Dylan Grigg makes really just one wine. Actually, there’s a tiny bit of rosé as well, but his old vine Barossa Grenache is our interest.
What is Clark Foyster Wines, a noted champion of cool and elegant wines, doing in this hot dry corner of Australia? It might surprise you, but this IS an elegant and cool wine. Grenache used to be unfashionable, but no longer. Vinya Vella 2023 (which actually was a very cool year) has super perfumes, smooth texture in the mouth. The wine feels delicate and silky, fresh and elegant, while showing the richness and ripeness of its climate.
Vinya Vella wine is made in tiny quantities: around 3,000 bottles per year so far.
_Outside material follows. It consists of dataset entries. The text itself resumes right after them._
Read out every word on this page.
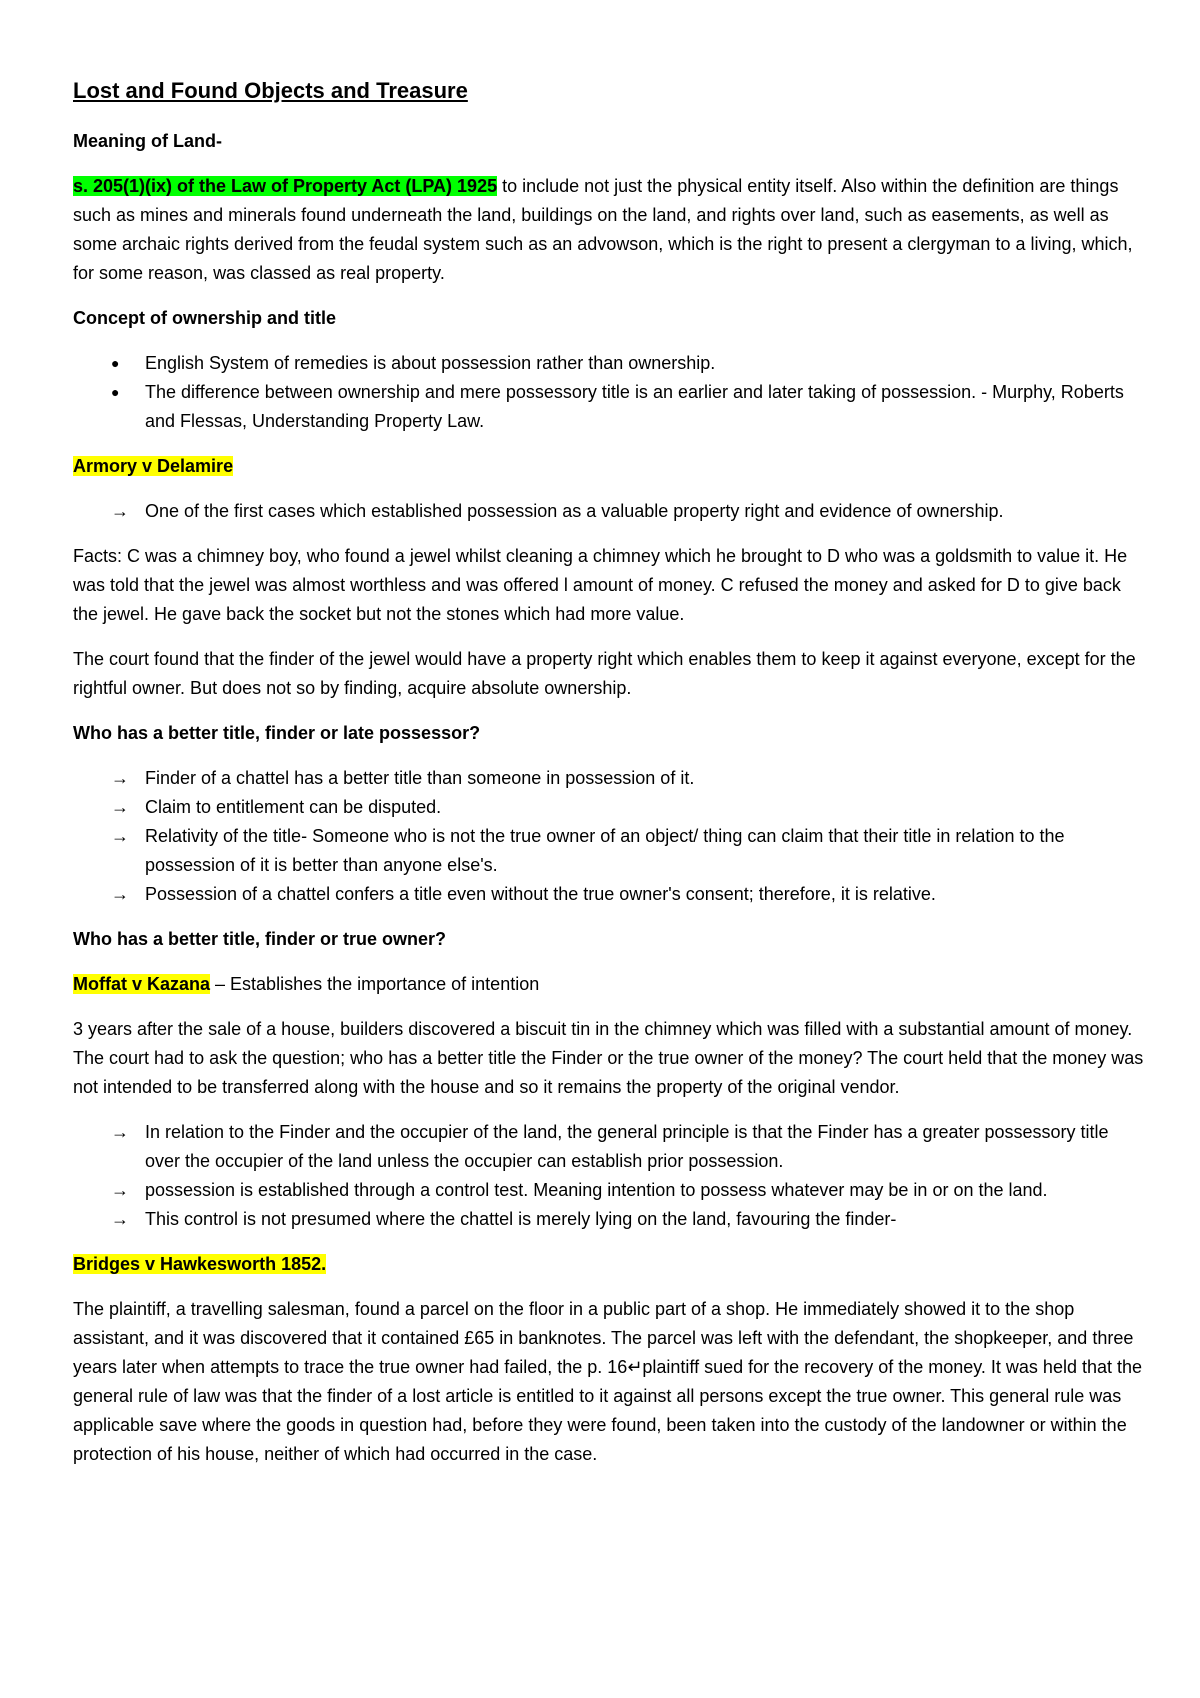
Lost and Found Objects and Treasure

Meaning of Land-

s. 205(1)(ix) of the Law of Property Act (LPA) 1925 to include not just the physical entity itself. Also within the definition are things such as mines and minerals found underneath the land, buildings on the land, and rights over land, such as easements, as well as some archaic rights derived from the feudal system such as an advowson, which is the right to present a clergyman to a living, which, for some reason, was classed as real property.

Concept of ownership and title

●	English System of remedies is about possession rather than ownership.
●	The difference between ownership and mere possessory title is an earlier and later taking of possession. - Murphy, Roberts and Flessas, Understanding Property Law.

Armory v Delamire

→ One of the first cases which established possession as a valuable property right and evidence of ownership.

Facts: C was a chimney boy, who found a jewel whilst cleaning a chimney which he brought to D who was a goldsmith to value it. He was told that the jewel was almost worthless and was offered l amount of money. C refused the money and asked for D to give back the jewel. He gave back the socket but not the stones which had more value.

The court found that the finder of the jewel would have a property right which enables them to keep it against everyone, except for the rightful owner. But does not so by finding, acquire absolute ownership.

Who has a better title, finder or late possessor?

→ Finder of a chattel has a better title than someone in possession of it.
→ Claim to entitlement can be disputed.
→ Relativity of the title- Someone who is not the true owner of an object/ thing can claim that their title in relation to the possession of it is better than anyone else's.
→ Possession of a chattel confers a title even without the true owner's consent; therefore, it is relative.

Who has a better title, finder or true owner?

Moffat v Kazana – Establishes the importance of intention

3 years after the sale of a house, builders discovered a biscuit tin in the chimney which was filled with a substantial amount of money. The court had to ask the question; who has a better title the Finder or the true owner of the money? The court held that the money was not intended to be transferred along with the house and so it remains the property of the original vendor.

→ In relation to the Finder and the occupier of the land, the general principle is that the Finder has a greater possessory title over the occupier of the land unless the occupier can establish prior possession.
→ possession is established through a control test. Meaning intention to possess whatever may be in or on the land.
→ This control is not presumed where the chattel is merely lying on the land, favouring the finder-

Bridges v Hawkesworth 1852.

The plaintiff, a travelling salesman, found a parcel on the floor in a public part of a shop. He immediately showed it to the shop assistant, and it was discovered that it contained £65 in banknotes. The parcel was left with the defendant, the shopkeeper, and three years later when attempts to trace the true owner had failed, the p. 16↵plaintiff sued for the recovery of the money. It was held that the general rule of law was that the finder of a lost article is entitled to it against all persons except the true owner. This general rule was applicable save where the goods in question had, before they were found, been taken into the custody of the landowner or within the protection of his house, neither of which had occurred in the case.
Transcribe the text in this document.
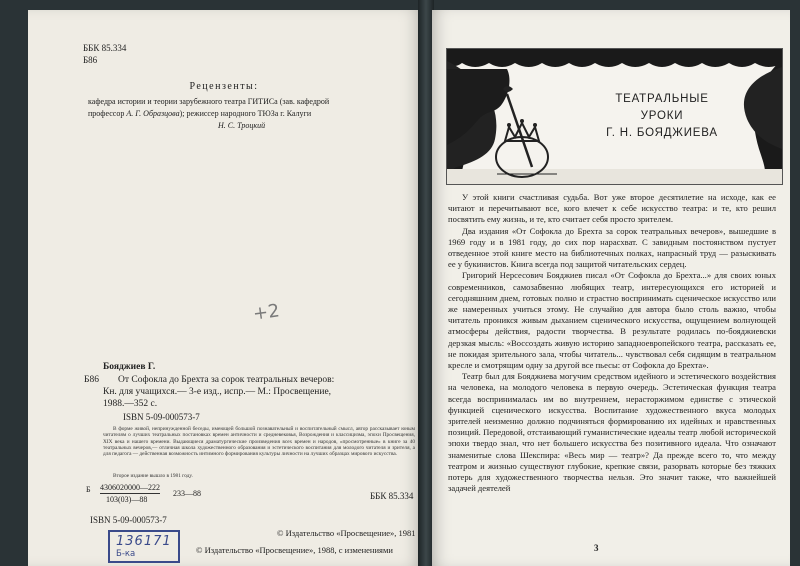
ББК 85.334

Б86

Рецензенты:

кафедра истории и теории зарубежного театра ГИТИСа (зав. кафедрой

профессор А. Г. Образцова); режиссер народного ТЮЗа г. Калуги

Н. С. Троцкий

+2

Бояджиев Г.

Б86 От Софокла до Брехта за сорок театральных вечеров:

Кн. для учащихся.— 3-е изд., испр.— М.: Просвещение,

1988.—352 с.

ISBN 5-09-000573-7

В форме живой, непринужденной беседы, имеющей большой познавательный и воспитательный смысл, автор рассказывает юным читателям о лучших театральных постановках времен античности и средневековья, Возрождения и классицизма, эпохи Просвещения, XIX века и нашего времени. Выдающиеся драматургические произведения всех времен и народов, «просмотренные» в книге за 40 театральных вечеров,— отличная школа художественного образования и эстетического воспитания для молодого читателя и зрителя, а для педагога — действенная возможность интимного формирования культуры личности на лучших образцах мирового искусства.

Второе издание вышло в 1981 году.

Б 4306020000—222

103(03)—88

233—88	ББК 85.334

ISBN 5-09-000573-7

© Издательство «Просвещение», 1981

© Издательство «Просвещение», 1988, с изменениями

136171
Б-ка
ТЕАТРАЛЬНЫЕ
УРОКИ
Г. Н. БОЯДЖИЕВА

У этой книги счастливая судьба. Вот уже второе десятилетие на исходе, как ее читают и перечитывают все, кого влечет к себе искусство театра: и те, кто решил посвятить ему жизнь, и те, кто считает себя просто зрителем.

Два издания «От Софокла до Брехта за сорок театральных вечеров», вышедшие в 1969 году и в 1981 году, до сих пор нарасхват. С завидным постоянством пустует отведенное этой книге место на библиотечных полках, напрасный труд — разыскивать ее у букинистов. Книга всегда под защитой читательских сердец.

Григорий Нерсесович Бояджиев писал «От Софокла до Брехта...» для своих юных современников, самозабвенно любящих театр, интересующихся его историей и сегодняшним днем, готовых полно и страстно воспринимать сценическое искусство или же намеренных учиться этому. Не случайно для автора было столь важно, чтобы читатель проникся живым дыханием сценического искусства, ощущением волнующей атмосферы действия, радости творчества. В результате родилась по-бояджиевски дерзкая мысль: «Воссоздать живую историю западноевропейского театра, рассказать ее, не покидая зрительного зала, чтобы читатель... чувствовал себя сидящим в театральном кресле и смотрящим одну за другой все пьесы: от Софокла до Брехта».

Театр был для Бояджиева могучим средством идейного и эстетического воздействия на человека, на молодого человека в первую очередь. Эстетическая функция театра всегда воспринималась им во внутреннем, нерасторжимом единстве с этической функцией сценического искусства. Воспитание художественного вкуса молодых зрителей неизменно должно подчиняться формированию их идейных и нравственных позиций. Передовой, отстаивающий гуманистические идеалы театр любой исторической эпохи твердо знал, что нет большего искусства без позитивного идеала. Что означают знаменитые слова Шекспира: «Весь мир — театр»? Да прежде всего то, что между театром и жизнью существуют глубокие, крепкие связи, разорвать которые без тяжких потерь для художественного творчества нельзя. Это значит также, что важнейшей задачей деятелей

3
This quantity can grow modestly in the future, and the wine has every sign of being a Cult-in-the-making.
Vinya Vella 2023 is now available Duty Paid or In Bond:
£145 in bond per case of 6 x 75cl
£195 duty paid and delivered inc VAT per case of 6 x 75cl

Dylan Grigg – 2026 Halliday Viticulturist of the Year
We’ve known Dylan since the early days of our partnership with Mac Forbes when he worked as Mac’s viticulturalist before returning home to South Australia to complete his PHD studies on old vines. After that, he lived for 3 years in Catalunya, where he looked after old vine Garnacha for Anna Espelt’s project. His viticultural consultancy business grew, and he was advising the previous owners of Vinya Vella when they informed him, they had decided to sell the 6 ha block. He barely hesitated, and with support from friends and family, completed the purchase in time for the 2021 harvest.

The Vineyard
The vineyard is located in Vine Vale, in the Eastern Barossa. This is a perfect location for Grenache with its deep, sandy loam. Think of the great terroirs for Grenache: sand is common to most of them. Dylan says: “Here the soil is special due to its very deep water table and very sandy profile which overlies a sandy yellow-red clay”. These attributes mean vines have moderate nutrition from the sand in spring, for growth, yet long term availability of stored water within the deep clay to remain healthy in a hot dry summer.
And these are Very Old Vines, ungrafted, with a story. Dylan writes about it here: Vine Age: Viticulture in Vine Vale is Old, Vinya Vella is Very Old. His vineyard forms a part of the family of original Grenache vines, brought from Europe (France) in the mid 19TH Century, before Phylloxera in the late 19C destroyed all the mother plants. So, in pockets of Australia, (and South Africa), can be found the oldest vines of Syrah on earth (and the ten times rarer Grenache). There are only 23 hectares of Grenache older than 125 years in Australia.

Winemaking
Winemaking for Dylan is simple as he is not overly interested in it. A bit of whole bunch, into foudres for 6 months, and unfiltered bottling. There’s no winemaker ego at work here. For Dylan, it’s all about the vines and their relationship with the climate and the soil. It’s just about transferring the unique character of the terroir into the bottle as purely and simply as possible. At Clark Foyster Wines we are VERY interested in that.
But nobody is more passionately engaging than Dylan when he talks about vines in general, and his in particular. He can’t call them his children as they are all twice his age, but you get the idea. He maps and assesses each single plant in the old block. He carries with him a tattered, folded A3 page with an Excel spreadsheet showing the size, health, estimated age and productivity of each individual vine. He clearly loves them all, (and probably has names for each of them).